If the KMP are de facto agents, their shareholdings will be attributed to X when deciding whether X should consolidate the fund.

Question 17 – If a decision-maker is remunerated at market rate, does this mean that it is an agent?

A fund manager (‘FM’) is given wide investment powers over an equity fund that it manages. The fund manager receives an annual fee of 2% of the net asset value of the fund, which is consistent with the fee structure of similar funds.

Can the fund manager conclude that it is an agent for fund investors and therefore does not control the fund, by virtue of the fact that it only receives market remuneration?

Answer

No, the fund manager cannot conclude that it is an agent on this basis alone.

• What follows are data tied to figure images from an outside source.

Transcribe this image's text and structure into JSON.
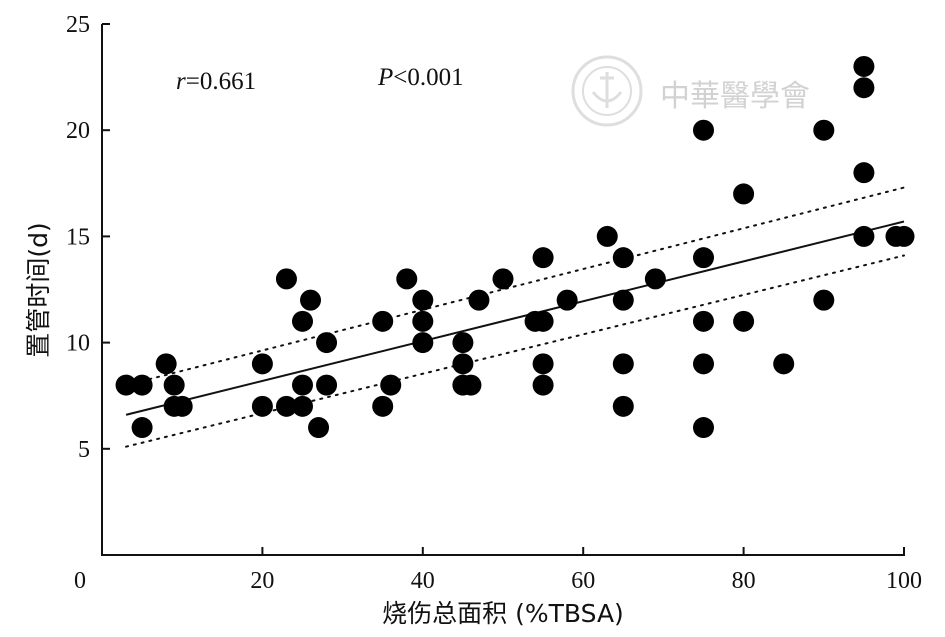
{
  "chart_data": {
    "type": "scatter",
    "xlabel": "烧伤总面积 (%TBSA)",
    "ylabel": "置管时间(d)",
    "xlim": [
      0,
      100
    ],
    "ylim": [
      0,
      25
    ],
    "x_ticks": [
      "0",
      "20",
      "40",
      "60",
      "80",
      "100"
    ],
    "y_ticks": [
      "5",
      "10",
      "15",
      "20",
      "25"
    ],
    "grid": false,
    "annotations": {
      "r_symbol": "r",
      "r_value": "=0.661",
      "p_symbol": "P",
      "p_value": "<0.001"
    },
    "points": [
      [
        3,
        8
      ],
      [
        5,
        8
      ],
      [
        5,
        6
      ],
      [
        8,
        9
      ],
      [
        9,
        8
      ],
      [
        9,
        7
      ],
      [
        10,
        7
      ],
      [
        20,
        9
      ],
      [
        20,
        7
      ],
      [
        23,
        13
      ],
      [
        23,
        7
      ],
      [
        25,
        11
      ],
      [
        25,
        8
      ],
      [
        25,
        7
      ],
      [
        26,
        12
      ],
      [
        27,
        6
      ],
      [
        28,
        10
      ],
      [
        28,
        8
      ],
      [
        35,
        11
      ],
      [
        35,
        7
      ],
      [
        36,
        8
      ],
      [
        38,
        13
      ],
      [
        40,
        12
      ],
      [
        40,
        11
      ],
      [
        40,
        10
      ],
      [
        45,
        10
      ],
      [
        45,
        9
      ],
      [
        45,
        8
      ],
      [
        46,
        8
      ],
      [
        47,
        12
      ],
      [
        50,
        13
      ],
      [
        54,
        11
      ],
      [
        55,
        14
      ],
      [
        55,
        11
      ],
      [
        55,
        9
      ],
      [
        55,
        8
      ],
      [
        58,
        12
      ],
      [
        63,
        15
      ],
      [
        65,
        14
      ],
      [
        65,
        12
      ],
      [
        65,
        9
      ],
      [
        65,
        7
      ],
      [
        69,
        13
      ],
      [
        75,
        20
      ],
      [
        75,
        14
      ],
      [
        75,
        11
      ],
      [
        75,
        9
      ],
      [
        75,
        6
      ],
      [
        80,
        17
      ],
      [
        80,
        11
      ],
      [
        85,
        9
      ],
      [
        90,
        20
      ],
      [
        90,
        12
      ],
      [
        95,
        23
      ],
      [
        95,
        22
      ],
      [
        95,
        18
      ],
      [
        95,
        15
      ],
      [
        99,
        15
      ],
      [
        100,
        15
      ]
    ],
    "regression": {
      "x": [
        3,
        100
      ],
      "y": [
        6.6,
        15.7
      ]
    },
    "ci_upper": {
      "x": [
        3,
        100
      ],
      "y": [
        8.0,
        17.3
      ]
    },
    "ci_lower": {
      "x": [
        3,
        100
      ],
      "y": [
        5.1,
        14.1
      ]
    }
  },
  "watermark": {
    "text": "中華醫學會",
    "icon": "society-seal-icon"
  }
}
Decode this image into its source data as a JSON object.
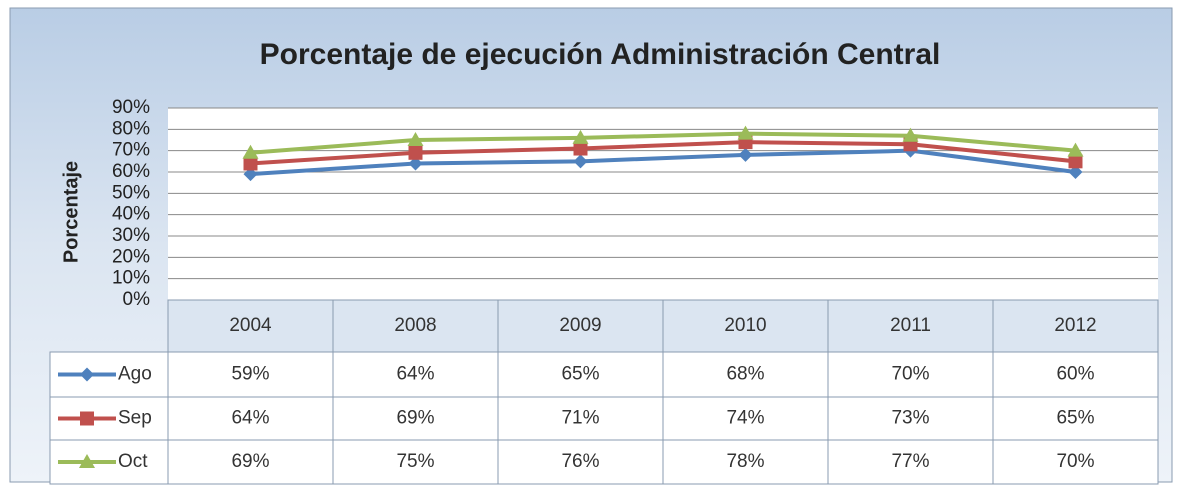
{
  "chart_data": {
    "type": "line",
    "title": "Porcentaje de ejecución Administración Central",
    "y_label": "Porcentaje",
    "categories": [
      "2004",
      "2008",
      "2009",
      "2010",
      "2011",
      "2012"
    ],
    "series": [
      {
        "name": "Ago",
        "color": "#4f81bd",
        "marker": "diamond",
        "values": [
          59,
          64,
          65,
          68,
          70,
          60
        ],
        "value_labels": [
          "59%",
          "64%",
          "65%",
          "68%",
          "70%",
          "60%"
        ]
      },
      {
        "name": "Sep",
        "color": "#c0504d",
        "marker": "square",
        "values": [
          64,
          69,
          71,
          74,
          73,
          65
        ],
        "value_labels": [
          "64%",
          "69%",
          "71%",
          "74%",
          "73%",
          "65%"
        ]
      },
      {
        "name": "Oct",
        "color": "#9bbb59",
        "marker": "triangle",
        "values": [
          69,
          75,
          76,
          78,
          77,
          70
        ],
        "value_labels": [
          "69%",
          "75%",
          "76%",
          "78%",
          "77%",
          "70%"
        ]
      }
    ],
    "ylim": [
      0,
      90
    ],
    "yticks": [
      {
        "value": 0,
        "label": "0%"
      },
      {
        "value": 10,
        "label": "10%"
      },
      {
        "value": 20,
        "label": "20%"
      },
      {
        "value": 30,
        "label": "30%"
      },
      {
        "value": 40,
        "label": "40%"
      },
      {
        "value": 50,
        "label": "50%"
      },
      {
        "value": 60,
        "label": "60%"
      },
      {
        "value": 70,
        "label": "70%"
      },
      {
        "value": 80,
        "label": "80%"
      },
      {
        "value": 90,
        "label": "90%"
      }
    ],
    "grid": true
  }
}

The other factors in IFRS 10 must also be considered. For example, if the fund manager has a direct investment in the fund, that should be considered (IFRS 10. B71-72). The fund manager also needs to consider the magnitude and potential variability of its remuneration relative to the returns of the investee (IFRS 10.B68, B72).

An asset manager may choose to reduce its fee for relationship purposes if the returns of the fund are very low. This would preserve a return for the other investors and effectively increase the variability of the fund manager’s return. IFRS 10 examples 13 to 16 provide guidance on how to assess such exposure.

A fund manager is a principal if it accepts a fee structure that is not commensurate with the services provided and does not include only terms, conditions or amounts that are customarily present in arrangements for similar services and level of skills negotiated on an arm’s length basis (IFRS 10 B69).

However, the converse is not true − that is, the fact that remuneration is market-based is not sufficient to conclude that the fund manager is an agent (IFRS 10.B70).

However, a manager with no direct interest in a fund that receives a market-based fee is likely to be an agent.